3. Both are based on the belief that “if I haven’t seen it, it doesn’t exist”

Anti-vax advocates pretended to themselves and others that there was no reason to worry about vaccine preventable diseases since they were so rare, never acknowledging (or possibly even realizing) that they were rare BECAUSE OF vaccines, not in spite of them. Similarly, homebirth advocates pretend to themselves and others that childbirth complications are both rare and easily foreseen in time for hospital transfer, never acknowledging (or possibly even realizing) that they seem rare BECAUSE OF obstetricians and hospitals, not in spite of them.

4. Both are propagated through echo chamber websites that delete non-conforming scientific data and ban commentors with actual expertise

This is a hallmark of pseudoscience. For both anti-vax and homebirth advocacy, a truly educated consumer is their worst customer, so intense efforts are made to to delete scientific evidence and ban commentors who might raise suspicions about the validity of anti-vax and homebirth claims. Advocates are spoon fed what they are supposed to believe and they can’t be allowed to question what they’ve been fed.

5. Both rely heavily on conspiracy theories.

According to anti-vax advocates, we’re supposed to believe that vaccines are a massive world wide conspiracy involving nearly every immunologist, pediatrician and public health official. Indeed immunologists, pediatricians and public health officials are so devoted to maintaining the conspiracy that they actually give their own children vaccines despite the fact that they secretly know that vaccines are useless and dangerous. Similarly, according to homebirth advocates, we’re supposed to believe that modern obstetrics is nothing more than an economic conspiracy to deprive midwives of their livelihood, and to cause childbirth complications so that obstetricians can pretend to be heroes.

6. Both rely on magical thinking, the belief that thoughts can control events

No one conveys that reliance on magical thinking better than homebirth advocates who declare (with straight faces, no less) that the safest place to give birth is where the mother feels safest.

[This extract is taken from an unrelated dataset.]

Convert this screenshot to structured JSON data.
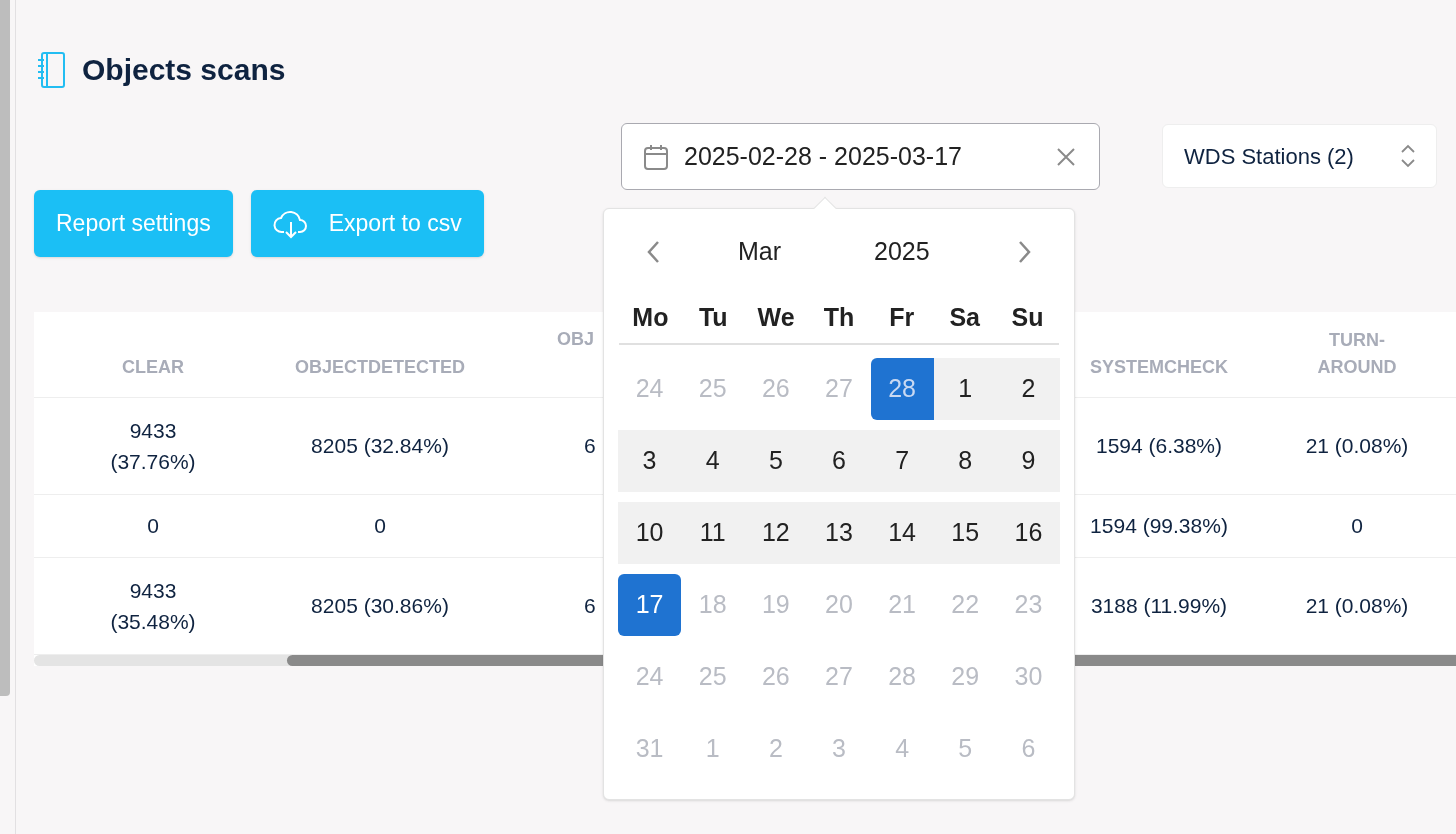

7.Both believe the mystical power of food to ward off disease and complications

Both actually believe, with absolutely no scientific evidence, that eating “right,” and taking supplements and herbs can ward off both vaccine preventable illnesses and childbirth complications. The highest mystical power, however, is reserved for breastmilk, which apparently can do everything from preventing pertussis and measles (it can’t) to treating eye and ear infections by squirting it into eyes and ears.

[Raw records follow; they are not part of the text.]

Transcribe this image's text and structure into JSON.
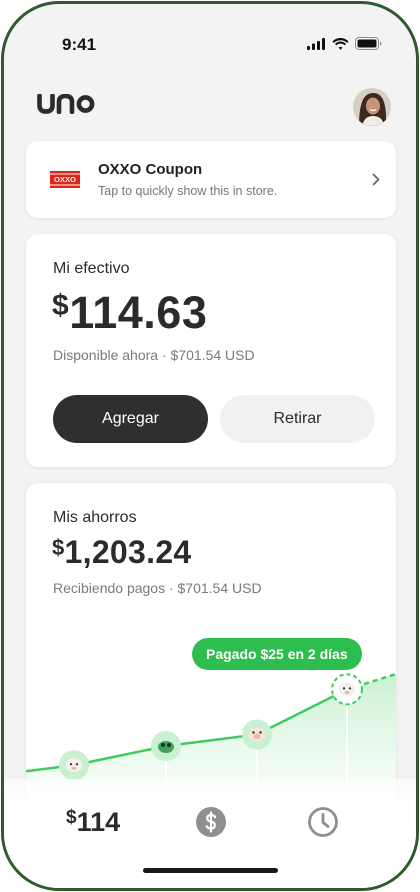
{
  "status_bar": {
    "time": "9:41"
  },
  "header": {
    "logo_text": "uno"
  },
  "coupon": {
    "logo_text": "OXXO",
    "title": "OXXO Coupon",
    "subtitle": "Tap to quickly show this in store."
  },
  "cash": {
    "title": "Mi efectivo",
    "currency": "$",
    "amount": "114.63",
    "subtitle": "Disponible ahora · $701.54 USD",
    "add_label": "Agregar",
    "withdraw_label": "Retirar"
  },
  "savings": {
    "title": "Mis ahorros",
    "currency": "$",
    "amount": "1,203.24",
    "subtitle": "Recibiendo pagos · $701.54 USD",
    "tooltip": "Pagado $25 en 2 días"
  },
  "chart_data": {
    "type": "line",
    "title": "",
    "xlabel": "",
    "ylabel": "",
    "points": [
      {
        "index": 0,
        "level": 0.05,
        "marker": "sheep"
      },
      {
        "index": 1,
        "level": 0.25,
        "marker": "turtle"
      },
      {
        "index": 2,
        "level": 0.37,
        "marker": "pig"
      },
      {
        "index": 3,
        "level": 0.84,
        "marker": "sheep-highlighted"
      },
      {
        "index": 4,
        "level": 1.0,
        "marker": "none",
        "projected": true
      }
    ],
    "colors": {
      "line": "#3ecb5f",
      "fill": "#d8f5dd",
      "marker_bg": "#c9f0d1"
    }
  },
  "nav": {
    "balance_currency": "$",
    "balance_amount": "114",
    "items": [
      "dollar-icon",
      "clock-icon"
    ]
  },
  "colors": {
    "accent": "#2ebd4f",
    "frame": "#2e5a2c",
    "dark_button": "#2f2f2f"
  }
}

8.Both have a libertarian streak that invokes rights and ignores responsibilities

The battle cry of anti-vaxxers and homebirth advocates it, “I don’t want to and you can’t make me.” Preventing the illness and death of others is irrelevant in this libertarian conception of citizenship.

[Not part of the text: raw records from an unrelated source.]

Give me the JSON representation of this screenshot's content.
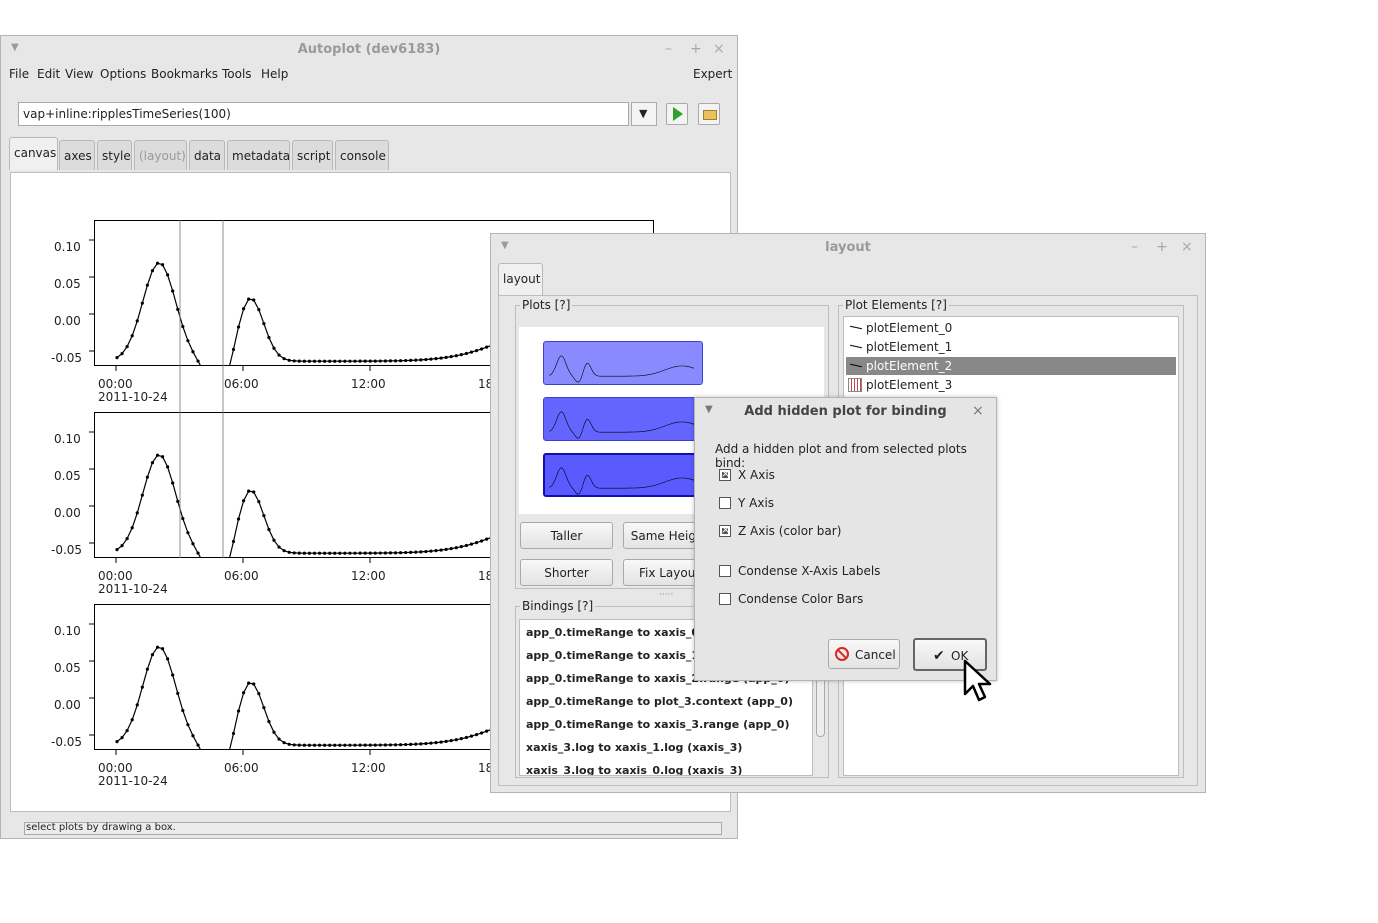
{
  "main": {
    "title": "Autoplot (dev6183)",
    "menus": [
      "File",
      "Edit",
      "View",
      "Options",
      "Bookmarks",
      "Tools",
      "Help"
    ],
    "expert": "Expert",
    "uri": "vap+inline:ripplesTimeSeries(100)",
    "tabs": [
      "canvas",
      "axes",
      "style",
      "(layout)",
      "data",
      "metadata",
      "script",
      "console"
    ],
    "status": "select plots by drawing a box."
  },
  "plots": {
    "yticks": [
      "0.10",
      "0.05",
      "0.00",
      "-0.05"
    ],
    "xticks": [
      "00:00",
      "06:00",
      "12:00",
      "18:00"
    ],
    "date": "2011-10-24"
  },
  "layout_window": {
    "title": "layout",
    "tab": "layout",
    "plots_group": "Plots [?]",
    "elements_group": "Plot Elements [?]",
    "bindings_group": "Bindings [?]",
    "buttons": {
      "taller": "Taller",
      "same_height": "Same Height",
      "shorter": "Shorter",
      "fix_layout": "Fix Layout"
    },
    "elements": [
      "plotElement_0",
      "plotElement_1",
      "plotElement_2",
      "plotElement_3"
    ],
    "bindings": [
      "app_0.timeRange to xaxis_0.range  (app_0)",
      "app_0.timeRange to xaxis_1.range  (app_0)",
      "app_0.timeRange to xaxis_2.range  (app_0)",
      "app_0.timeRange to plot_3.context  (app_0)",
      "app_0.timeRange to xaxis_3.range  (app_0)",
      "xaxis_3.log to xaxis_1.log  (xaxis_3)",
      "xaxis_3.log to xaxis_0.log  (xaxis_3)"
    ]
  },
  "dialog": {
    "title": "Add hidden plot for binding",
    "prompt": "Add a hidden plot and from selected plots bind:",
    "options": [
      {
        "label": "X Axis",
        "checked": true
      },
      {
        "label": "Y Axis",
        "checked": false
      },
      {
        "label": "Z Axis (color bar)",
        "checked": true
      },
      {
        "label": "Condense X-Axis Labels",
        "checked": false
      },
      {
        "label": "Condense Color Bars",
        "checked": false
      }
    ],
    "cancel": "Cancel",
    "ok": "OK"
  },
  "colors": {
    "selection": "#888888",
    "plot_preview": "#6464ff",
    "ok_icon": "#222222",
    "cancel_icon": "#d9281e",
    "play_icon": "#2ea02e"
  }
}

9. Both are about parental ego

Both anti-vax and homebirth are forms of parental tribalism where parents distinguish themselves from other parents whom they deride as “sheeple.” Both are concerned with parental “empowerment,” not science. Anti-vax is not about vaccines and not about children; it’s about the need for some parents to view themselves as special, smarter and savvier than all the rest. Homebirth is not about birth and certainly not about babies; it’s about the need for some mothers to view themselves as special, smarter and savvier than the all the rest.

10. Both harm or kill children, not the adults making the choice

Not coincidentally, the greatest risk of harm of these adult choices devolves on innocent children who probably would have made different choices (to preserve their own lives) had they been given the opportunity.

It took years, and dozens of preventable deaths, as well as hundreds preventable illnesses and hospitalizations to finally reach mainstream recognition that anti-vax advocacy is dangerous pseudoscience. How many years, and how many preventable deaths will it take for mainstream recognition that homebirth is the ideological twin of anti-vax, based on faulty science and every bit as deadly?